Мария Ампару помолчала два раза.
– Я ужасно голодный, – сказал полицейский инспектор. – У нас разве есть дома еда?
Мария Ампару помолчала один раз.
– Тогда я еду, – сказал полицейский инспектор и повесил трубку.
Когда он приехал домой, на кухонном столе лежали джутовые квадратики. На одном было вышито: «Суп „Жулиана“ с овощами». На другом: «Бифштекс в сливочном соусе с грибами и яйцом».
Мария Ампару сидела в кресле и спешно вышивала на последнем квадратике: «Манговый мусс».
– Я так больше не могу! – полицейский инспектор стукнул кулаком по столу и смахнул на пол квадратик с супом «Жулиана». – Я ухожу! Насовсем!
– Ты разлил суп, – всхлипнула Мария Ампару и кинула в инспектора квадратиком с недовышитым манговым муссом.
* * *
– Вышивала, и вышивала, – сказал Витор Обадия, доедая третью порцию тушеной баранины, – и вышивала, и вышивала, и вышивала, и вышивала. И вышивала.

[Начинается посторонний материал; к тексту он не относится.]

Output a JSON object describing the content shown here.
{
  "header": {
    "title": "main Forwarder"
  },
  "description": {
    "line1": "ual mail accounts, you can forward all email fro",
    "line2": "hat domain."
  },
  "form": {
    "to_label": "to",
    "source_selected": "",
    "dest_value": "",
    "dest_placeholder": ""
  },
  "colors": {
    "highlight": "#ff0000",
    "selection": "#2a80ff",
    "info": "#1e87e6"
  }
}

– Заткнись, инспектор, – прорычала кузина Мафалда. Два дня назад она бросила курить и была в отвратительном настроении. – Лучше съешь что-нибудь!
* * *
Мария Ампару взяла самые большие ножницы, которые у нее были, и стала резать свои ковры на мелкие кусочки. Вначале порезала весь вышитый ужин. Потом – записки, которые вышивала для полицейского инспектора. Потом взялась за длинную джутовую дорожку – четыре на два метра. Отрезала кусочек. Всхлипнула. Отшвырнула от себя ножницы, схватила иглу, нитки и принялась вышивать ковер «Полицейский инспектор Витор Обадия уходит от меня насовсем».
Доротея
Доротея даже в жару носила блузки с длинными рукавами.
По утрам она приходила на пляж, снимала юбку и сандалии, клала на песок крошечное оранжевое полотенце и садилась на него очень прямо, вытянув длинные золотистые ноги. Время от времени Доротея поднималась с полотенца, заходила в океан по щиколотку и стояла неподвижно, а какие-то крошечные полупрозрачные рыбки щекотно пощипывали ее за пятки.
– Вам ведь, поди, жарко в рубашке, – посочувствовал полицейский инспектор Витор Обадия. Сам он был в длинных купальных трусах, синих, с красной полосой на левой штанине, и ему было очень жарко.
– Я обгораю, – сказала Доротея и переступила с ноги на ногу. Полупрозрачные рыбки бросились было врассыпную, но Доротея больше не шевелилась, и они вернулись. – Рыжие вообще быстро обгорают, а я прям совсем… как спичка.
– А ноги? – спросил полицейский инспектор Витор Обадия. – Ноги у рыжих не обгорают?
– Меня зовут Доротея, – сказала Доротея и улыбнулась. Она действительно была рыжая, очень рыжая, и от улыбки на рыжих щеках расцветали абсолютно рыжие ямочки.
– И так всегда, – жаловался полицейский инспектор Витор Обадия кузине Мафалде. – Я у нее что-нибудь спрошу, а она раз! – и меняет тему.
– А ты не спрашивай, – говорила кузина Мафалда, подливая себе кофе из огромной кофеварки. Нигде больше полицейский инспектор не видел кофеварок таких чудовищных размеров. – Ты же не на допросе! Захочет – сама расскажет.
* * *
Жить с Доротеей оказалось удивительно приятно, но немного странно.
– Что ты хочешь на завтрак? – спрашивала она по утрам. – Омлет или хлопья?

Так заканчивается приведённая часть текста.